Because the offset is derived from the MAC, which byte window becomes the code is itself unpredictable, and every code remains a deterministic function of the secret and counter.

TOTP: let the clock be the counter

TOTP removes the need to keep counters in sync by deriving the counter from time. The moving factor is a time step:

T = floor((unixTime - T0) / X)

with T0 = 0 and a step X of 30 seconds by default. Feed T into the HOTP construction and you get the time-based code. Because both sides read the same wall clock, T advances on its own every 30 seconds and there is no per-use counter to maintain. The cost is that the two clocks must be reasonably close, which is what the acceptance window handles on the validating side.

TOTP also allows SHA-256 and SHA-512 in place of SHA-1, and 7 or 8 digit codes.
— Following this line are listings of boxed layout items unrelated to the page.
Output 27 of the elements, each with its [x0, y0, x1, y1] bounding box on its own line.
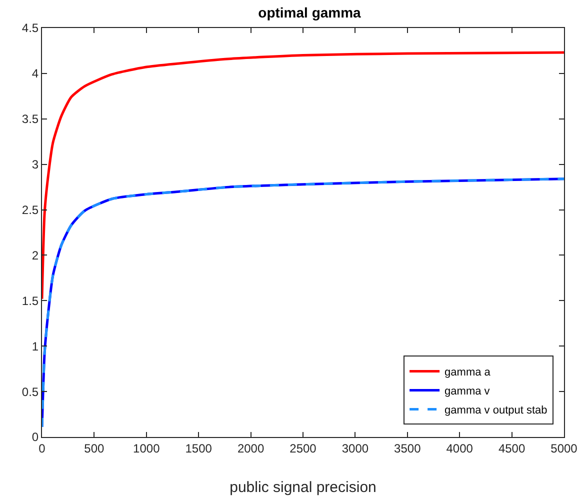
chart-title: optimal gamma	[258, 4, 362, 20]
legend-label: gamma v	[444, 386, 490, 398]
line-series	[42, 51, 564, 300]
y-tick-label: 3.5	[22, 112, 39, 126]
y-tick-label: 1.5	[22, 294, 39, 308]
y-tick-label: 2	[32, 248, 39, 262]
x-tick-label: 4500	[498, 441, 526, 456]
x-tick-label: 3500	[394, 441, 422, 456]
x-tick-label: 1000	[133, 441, 160, 456]
x-tick-label: 3000	[342, 441, 369, 456]
y-tick-label: 2.5	[22, 202, 39, 217]
y-tick-label: 0	[32, 430, 39, 444]
y-tick-label: 4	[32, 66, 39, 81]
x-tick-label: 2500	[290, 441, 317, 456]
x-tick-label: 4000	[446, 441, 474, 456]
y-tick-label: 1	[32, 339, 39, 354]
line-series	[42, 178, 564, 428]
x-tick-label: 5000	[550, 441, 578, 456]
legend-label: gamma a	[444, 366, 492, 379]
y-tick-label: 0.5	[22, 384, 39, 399]
x-tick-label: 1500	[185, 441, 212, 456]
x-tick-label: 2000	[237, 441, 264, 456]
x-axis-title: public signal precision	[230, 479, 376, 496]
y-tick-label: 3	[32, 158, 39, 172]
legend-label: gamma v output stab	[444, 404, 548, 417]
y-tick-label: 4.5	[22, 21, 39, 36]
x-tick-label: 500	[84, 441, 105, 456]
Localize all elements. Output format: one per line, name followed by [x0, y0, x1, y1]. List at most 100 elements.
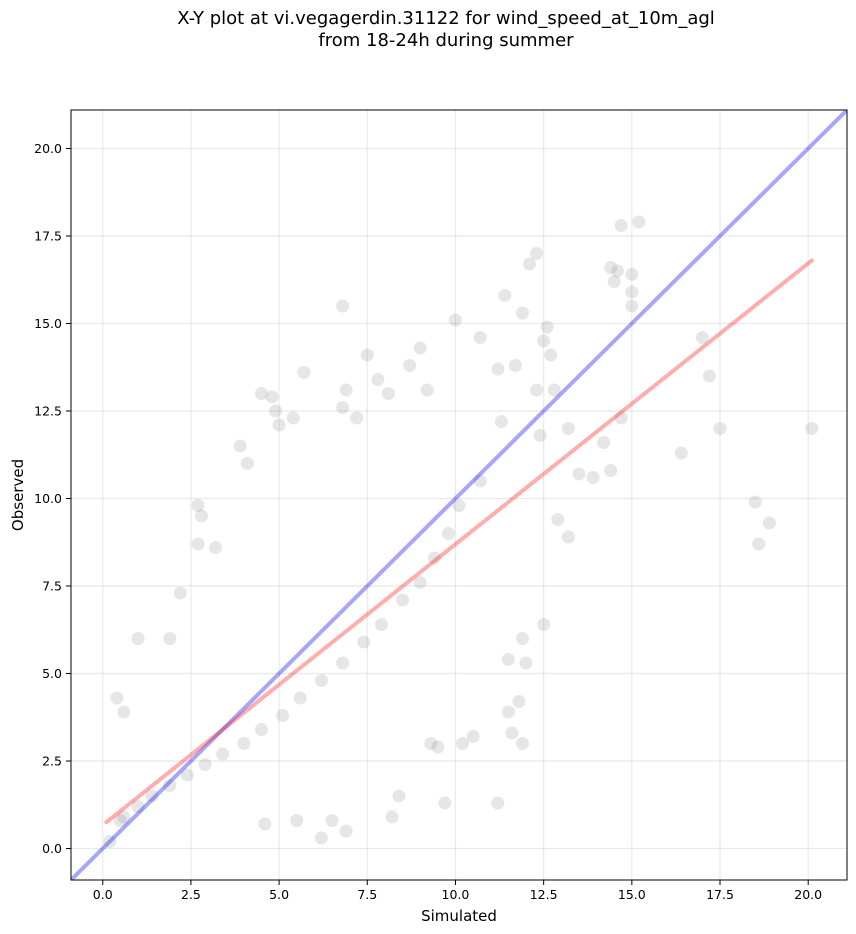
- x-tick-label: 7.5: [357, 887, 377, 902]
- data-point: [237, 737, 251, 750]
- data-point: [191, 499, 205, 512]
- data-point: [604, 261, 618, 274]
- data-point: [272, 418, 286, 432]
- chart-title-line-1: X-Y plot at vi.vegagerdin.31122 for wind…: [177, 8, 715, 29]
- data-point: [336, 401, 350, 414]
- data-point: [254, 387, 268, 400]
- data-point: [403, 359, 417, 372]
- x-tick-label: 15.0: [618, 887, 646, 902]
- data-point: [501, 653, 515, 666]
- data-point: [371, 373, 385, 386]
- data-point: [131, 800, 145, 813]
- x-tick-label: 5.0: [269, 887, 289, 902]
- data-point: [325, 814, 339, 827]
- data-point: [752, 537, 766, 551]
- y-tick-label: 10.0: [34, 491, 62, 506]
- data-point: [269, 404, 283, 418]
- data-point: [396, 593, 410, 607]
- data-point: [702, 369, 716, 383]
- data-point: [163, 779, 177, 792]
- data-point: [103, 835, 117, 848]
- data-point: [286, 411, 300, 425]
- data-point: [614, 219, 628, 232]
- data-point: [544, 348, 558, 362]
- data-point: [614, 411, 628, 425]
- data-point: [448, 313, 462, 327]
- data-point: [625, 268, 639, 281]
- data-point: [597, 436, 611, 449]
- data-point: [748, 495, 762, 509]
- data-point: [530, 247, 544, 260]
- data-point: [473, 474, 487, 488]
- data-point: [420, 383, 434, 397]
- data-point: [413, 576, 427, 589]
- y-axis-ticks: 0.0 2.5 5.0 7.5 10.0 12.5 15.0 17.5 20.0: [34, 141, 71, 856]
- data-point: [113, 814, 127, 827]
- data-point: [339, 824, 353, 838]
- y-tick-label: 7.5: [42, 579, 62, 594]
- data-point: [195, 509, 209, 523]
- y-tick-label: 17.5: [34, 229, 62, 244]
- data-point: [515, 632, 529, 645]
- x-axis-label: Simulated: [421, 907, 497, 925]
- data-point: [424, 737, 438, 750]
- data-point: [523, 257, 537, 271]
- data-point: [604, 464, 618, 477]
- y-tick-label: 15.0: [34, 316, 62, 331]
- data-point: [350, 411, 364, 425]
- data-point: [456, 737, 470, 750]
- data-point: [540, 320, 554, 334]
- data-point: [438, 796, 452, 810]
- data-point: [512, 695, 526, 708]
- y-tick-label: 0.0: [42, 841, 62, 856]
- data-point: [537, 334, 551, 348]
- data-point: [145, 789, 159, 803]
- data-point: [198, 758, 212, 771]
- x-tick-label: 20.0: [794, 887, 822, 902]
- data-point: [572, 467, 586, 481]
- data-point: [360, 348, 374, 362]
- data-point: [547, 383, 561, 397]
- regression-line: [104, 258, 814, 825]
- data-point: [625, 299, 639, 313]
- data-point: [452, 499, 466, 512]
- x-axis-ticks: 0.0 2.5 5.0 7.5 10.0 12.5 15.0 17.5 20.0: [93, 880, 822, 902]
- data-point: [611, 264, 625, 278]
- data-point: [713, 422, 727, 435]
- identity-line: [71, 110, 847, 880]
- data-point: [265, 390, 279, 404]
- plot-frame: [70, 109, 848, 881]
- data-point: [625, 285, 639, 299]
- data-point: [491, 796, 505, 810]
- data-point: [357, 635, 371, 649]
- data-point: [537, 618, 551, 631]
- y-axis-label: Observed: [9, 459, 27, 531]
- data-point: [117, 705, 131, 719]
- data-point: [501, 705, 515, 719]
- data-point: [441, 527, 455, 540]
- data-point: [586, 471, 600, 484]
- data-point: [131, 632, 145, 645]
- x-tick-label: 12.5: [530, 887, 558, 902]
- data-point: [519, 656, 533, 670]
- data-point: [674, 446, 688, 460]
- data-point: [473, 331, 487, 344]
- data-point: [431, 740, 445, 754]
- data-point: [413, 341, 427, 355]
- data-point: [240, 457, 254, 470]
- data-point: [607, 275, 621, 288]
- data-point: [466, 730, 480, 743]
- data-point: [491, 362, 505, 376]
- data-point: [381, 387, 395, 400]
- data-point: [276, 709, 290, 722]
- x-tick-label: 2.5: [181, 887, 201, 902]
- data-point: [533, 429, 547, 442]
- data-point: [336, 299, 350, 313]
- data-point: [530, 383, 544, 397]
- data-point: [297, 366, 311, 379]
- plot-background: [71, 110, 847, 880]
- data-point: [180, 768, 194, 782]
- grid-lines: [71, 110, 847, 880]
- data-point: [254, 723, 268, 736]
SHA-1 remains the common default and is sound here: HMAC's security rests on the hash behaving as a pseudo-random function, not on collision resistance, so the known SHA-1 collision attacks do not translate into an attack on HMAC-SHA-1.

Where the secret comes from

The secret is generated once at enrolment and handed to the authenticator, almost always as a Base32 string carried in an otpauth:// URI and shown as a QR code. Base32's case-insensitive, unambiguous alphabet is what makes that secret safe to display and retype. From then on the secret never moves; only the derived codes do.

The TOTP / HOTP tool computes exactly this: pick the mode, paste the secret, and it shows the code along with the intermediate HMAC, offset, and truncation so the derivation is visible rather than magic.